2. Nate Sudfeld (2012-present)
Sudfeld will be a senior this fall and has unfinished business. A season-ending separated shoulder during game six at Iowa cut his junior campaign short. He’s currently second in program his history in completion percentage, tied for second in 300-yard passing games and eighth in passing yards (4,306). Sudfeld is a gifted pocket passer who could also end up being another NFL draftee under Wilson – CBS Sports has him ranked as the fifth-best quarterback prospect for the 2016 draft. I think he’ll end up being the best quarterback in the Wilson era so far.

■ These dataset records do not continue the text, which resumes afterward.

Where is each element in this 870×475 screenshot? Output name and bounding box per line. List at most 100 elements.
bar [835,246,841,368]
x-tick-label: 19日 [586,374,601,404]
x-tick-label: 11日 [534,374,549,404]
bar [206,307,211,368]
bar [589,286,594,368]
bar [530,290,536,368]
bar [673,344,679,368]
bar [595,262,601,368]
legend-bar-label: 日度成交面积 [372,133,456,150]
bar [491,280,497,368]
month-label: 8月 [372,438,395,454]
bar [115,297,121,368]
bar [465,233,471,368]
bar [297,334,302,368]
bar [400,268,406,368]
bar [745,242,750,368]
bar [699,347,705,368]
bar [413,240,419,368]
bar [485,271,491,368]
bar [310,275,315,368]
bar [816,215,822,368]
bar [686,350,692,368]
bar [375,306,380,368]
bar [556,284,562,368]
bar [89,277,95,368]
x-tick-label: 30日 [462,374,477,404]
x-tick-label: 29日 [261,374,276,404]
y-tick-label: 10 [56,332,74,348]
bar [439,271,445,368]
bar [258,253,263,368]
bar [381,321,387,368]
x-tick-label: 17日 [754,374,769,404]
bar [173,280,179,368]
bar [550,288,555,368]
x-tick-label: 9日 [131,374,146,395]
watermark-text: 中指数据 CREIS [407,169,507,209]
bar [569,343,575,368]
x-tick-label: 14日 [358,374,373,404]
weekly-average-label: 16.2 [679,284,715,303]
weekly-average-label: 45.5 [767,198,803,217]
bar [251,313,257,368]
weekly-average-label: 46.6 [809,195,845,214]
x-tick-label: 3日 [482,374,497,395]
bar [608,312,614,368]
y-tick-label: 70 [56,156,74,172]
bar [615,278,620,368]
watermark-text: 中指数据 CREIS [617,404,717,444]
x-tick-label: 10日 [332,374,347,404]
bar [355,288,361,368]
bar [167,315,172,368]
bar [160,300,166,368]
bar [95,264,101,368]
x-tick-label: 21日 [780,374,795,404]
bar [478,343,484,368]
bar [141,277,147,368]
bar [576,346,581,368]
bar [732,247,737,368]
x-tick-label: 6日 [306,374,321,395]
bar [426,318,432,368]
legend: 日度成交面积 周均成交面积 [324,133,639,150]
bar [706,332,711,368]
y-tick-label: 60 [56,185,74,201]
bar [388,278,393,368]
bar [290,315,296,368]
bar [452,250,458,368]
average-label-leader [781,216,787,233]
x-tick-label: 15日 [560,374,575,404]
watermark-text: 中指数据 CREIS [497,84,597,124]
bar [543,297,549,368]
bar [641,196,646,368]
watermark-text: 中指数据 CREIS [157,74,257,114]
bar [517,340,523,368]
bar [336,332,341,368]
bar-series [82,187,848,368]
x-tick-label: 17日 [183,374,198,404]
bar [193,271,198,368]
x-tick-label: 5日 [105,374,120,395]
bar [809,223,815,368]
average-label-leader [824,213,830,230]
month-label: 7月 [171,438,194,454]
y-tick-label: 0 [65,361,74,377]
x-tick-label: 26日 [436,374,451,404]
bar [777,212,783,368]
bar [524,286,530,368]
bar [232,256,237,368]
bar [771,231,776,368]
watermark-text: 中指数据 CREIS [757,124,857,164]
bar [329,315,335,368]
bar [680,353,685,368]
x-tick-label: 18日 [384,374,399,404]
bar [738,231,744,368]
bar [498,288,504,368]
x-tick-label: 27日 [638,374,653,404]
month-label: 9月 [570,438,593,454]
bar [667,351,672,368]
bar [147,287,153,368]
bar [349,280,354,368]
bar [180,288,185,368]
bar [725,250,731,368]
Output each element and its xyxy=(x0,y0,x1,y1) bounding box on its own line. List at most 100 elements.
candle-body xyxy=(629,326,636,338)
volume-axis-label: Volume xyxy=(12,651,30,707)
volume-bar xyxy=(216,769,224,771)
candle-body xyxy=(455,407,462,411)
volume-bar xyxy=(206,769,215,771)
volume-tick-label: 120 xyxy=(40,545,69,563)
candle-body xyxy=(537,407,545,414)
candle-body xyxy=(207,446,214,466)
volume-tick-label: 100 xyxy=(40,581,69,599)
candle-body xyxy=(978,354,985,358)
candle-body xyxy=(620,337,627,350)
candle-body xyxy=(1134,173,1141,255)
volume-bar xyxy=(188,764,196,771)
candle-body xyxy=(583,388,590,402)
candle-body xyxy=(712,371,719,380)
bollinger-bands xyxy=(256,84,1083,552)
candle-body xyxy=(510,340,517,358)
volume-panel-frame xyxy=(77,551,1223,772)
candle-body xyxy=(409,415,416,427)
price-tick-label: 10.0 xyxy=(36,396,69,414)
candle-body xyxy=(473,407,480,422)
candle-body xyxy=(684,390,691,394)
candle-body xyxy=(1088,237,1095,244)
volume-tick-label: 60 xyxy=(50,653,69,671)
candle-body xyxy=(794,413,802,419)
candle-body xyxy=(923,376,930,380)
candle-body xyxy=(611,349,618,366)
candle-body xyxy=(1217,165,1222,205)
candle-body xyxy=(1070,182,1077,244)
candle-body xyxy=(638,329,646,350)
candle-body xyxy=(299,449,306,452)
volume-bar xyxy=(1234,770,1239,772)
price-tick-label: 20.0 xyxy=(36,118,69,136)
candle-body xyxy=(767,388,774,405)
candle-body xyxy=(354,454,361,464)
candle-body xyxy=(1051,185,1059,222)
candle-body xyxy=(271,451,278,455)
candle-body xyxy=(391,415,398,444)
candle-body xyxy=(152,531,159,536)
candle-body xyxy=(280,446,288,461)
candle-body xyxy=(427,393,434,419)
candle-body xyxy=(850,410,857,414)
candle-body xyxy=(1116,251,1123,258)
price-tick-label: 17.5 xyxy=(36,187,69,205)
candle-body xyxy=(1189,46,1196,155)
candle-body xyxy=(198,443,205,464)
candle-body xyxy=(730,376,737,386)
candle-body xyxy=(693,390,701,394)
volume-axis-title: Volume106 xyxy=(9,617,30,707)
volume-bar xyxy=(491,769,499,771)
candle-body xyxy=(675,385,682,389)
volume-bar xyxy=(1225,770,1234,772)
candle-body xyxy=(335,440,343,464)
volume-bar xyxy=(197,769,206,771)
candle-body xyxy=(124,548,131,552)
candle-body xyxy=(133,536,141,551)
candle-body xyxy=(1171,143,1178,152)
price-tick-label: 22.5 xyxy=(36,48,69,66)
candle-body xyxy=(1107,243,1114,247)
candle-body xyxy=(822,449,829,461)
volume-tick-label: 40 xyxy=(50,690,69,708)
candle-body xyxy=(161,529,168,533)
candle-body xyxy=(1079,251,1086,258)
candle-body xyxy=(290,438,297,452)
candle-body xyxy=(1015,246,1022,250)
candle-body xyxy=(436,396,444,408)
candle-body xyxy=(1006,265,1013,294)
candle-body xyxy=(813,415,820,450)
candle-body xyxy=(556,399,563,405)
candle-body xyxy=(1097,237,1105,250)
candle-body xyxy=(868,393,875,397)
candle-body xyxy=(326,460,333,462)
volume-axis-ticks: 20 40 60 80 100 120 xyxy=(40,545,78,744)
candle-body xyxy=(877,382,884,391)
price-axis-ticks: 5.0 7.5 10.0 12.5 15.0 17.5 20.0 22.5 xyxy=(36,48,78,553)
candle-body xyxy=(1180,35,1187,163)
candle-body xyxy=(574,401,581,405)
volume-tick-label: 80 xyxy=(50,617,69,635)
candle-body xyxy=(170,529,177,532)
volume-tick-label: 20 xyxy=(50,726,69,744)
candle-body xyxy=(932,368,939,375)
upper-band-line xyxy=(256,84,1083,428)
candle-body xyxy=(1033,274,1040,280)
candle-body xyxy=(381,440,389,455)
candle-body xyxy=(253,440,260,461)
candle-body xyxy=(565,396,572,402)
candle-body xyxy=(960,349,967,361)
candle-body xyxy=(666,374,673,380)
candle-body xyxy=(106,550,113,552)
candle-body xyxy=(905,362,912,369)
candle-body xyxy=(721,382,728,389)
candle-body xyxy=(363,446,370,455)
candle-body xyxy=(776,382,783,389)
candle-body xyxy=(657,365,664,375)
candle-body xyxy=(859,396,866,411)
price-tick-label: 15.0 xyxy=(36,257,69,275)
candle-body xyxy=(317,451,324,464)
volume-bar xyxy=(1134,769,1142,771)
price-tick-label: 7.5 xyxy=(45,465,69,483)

1. Tevin Coleman (2012-2014)
Let’s be honest – was there really any doubt about this one? More than 2,000 yards rushing in his final season as a Hoosier and a Heisman trophy finalist, Coleman did just about everything for Indiana’s offense. He played cornerback, wide receiver and cornerback in high school but stuck with running back when he got to the collegiate level. He clearly made the right choice converting to the offensive side of the ball at Indiana. What was most astounding about Coleman was his ability to play through pain – he suffered a broken sesamoid bone against North Texas on October 4 last year, then proceeded to gain 1,195 of his 2,036 yards after the injury. Coleman declared early for the NFL Draft, forgoing his final season of eligibility in Bloomington to be drafted in the third round of the 2015 draft by the Atlanta Falcons. He’s expected to challenging returning Falcons running back Devonta Freeman for playing time, and possibly the starting running back position. There’s no question Coleman is the top player of the Wilson era, and I don’t think we’ll see anyone top him for quite some time.